Data Models
Last updated
Last updated
This section describes the most relevant entities. For more detailed information about the data models such as Java source code, examples or the JSON Schemas you can visit the official OpenCGA Catalog Data Models code in GitHub.
A schematic diagram with the relation between OpenCGA Catalog Data Models is shown below:
The most relevant entities in OpenCGA Catalog are:
User:
Users represent the physical persons that are granted access to the database. Contains the data related to the user account.
Project
Projects represent the first physical separation of the data in OpenCGA. A Project entity contains information of a project, covering as many related studies as necessary.
Study
Studies represent the main space set environment.
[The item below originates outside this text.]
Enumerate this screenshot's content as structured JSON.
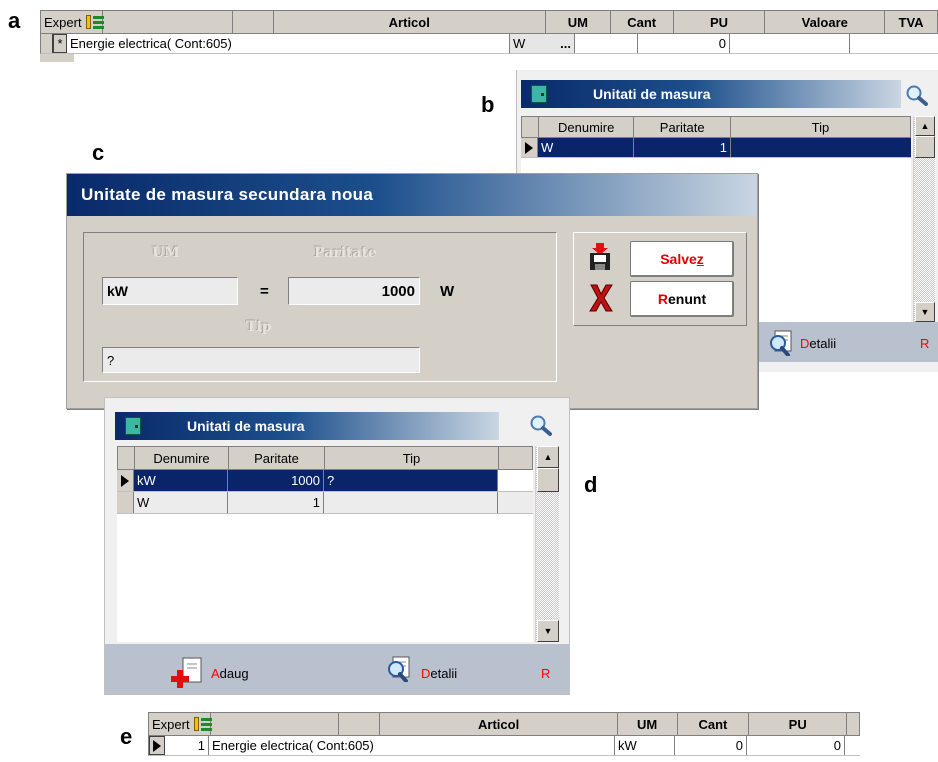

The Study is the parent of all the entities except project and user . It is important because most entities are defined at a study level (see the diagram above).
File:
Files represent the metadata about the files uploaded or linked to OpenCGA. This entity contains information regarding a submitted or generated file.
Sample
Information regarding the sample. Closely related to file entity.
Individual
Contain the information regarding the individual from whom the sample has been taken.
Cohort
Group sets of samples with some common feature(s).
Disease panel:
Define a disease panel containing the variants, genes and/or regions of interest.
Job
Job analysis launched using any of the files or samples.
All OpenCGA Data Models have been designed to follow a list of principles. This principles are agnostic (not entity-dependant) and thus apply to all the entities. Knowing these principles allows you understand the mechanism used by Catalog to represent real world clinical metadata and to infer the structure of the data associated with any entity:
Parent-Child List Relationship
Chid-Parent reference
Annotation Sets: Catalog offers the option is to define user-custom annotation sets at any entity level.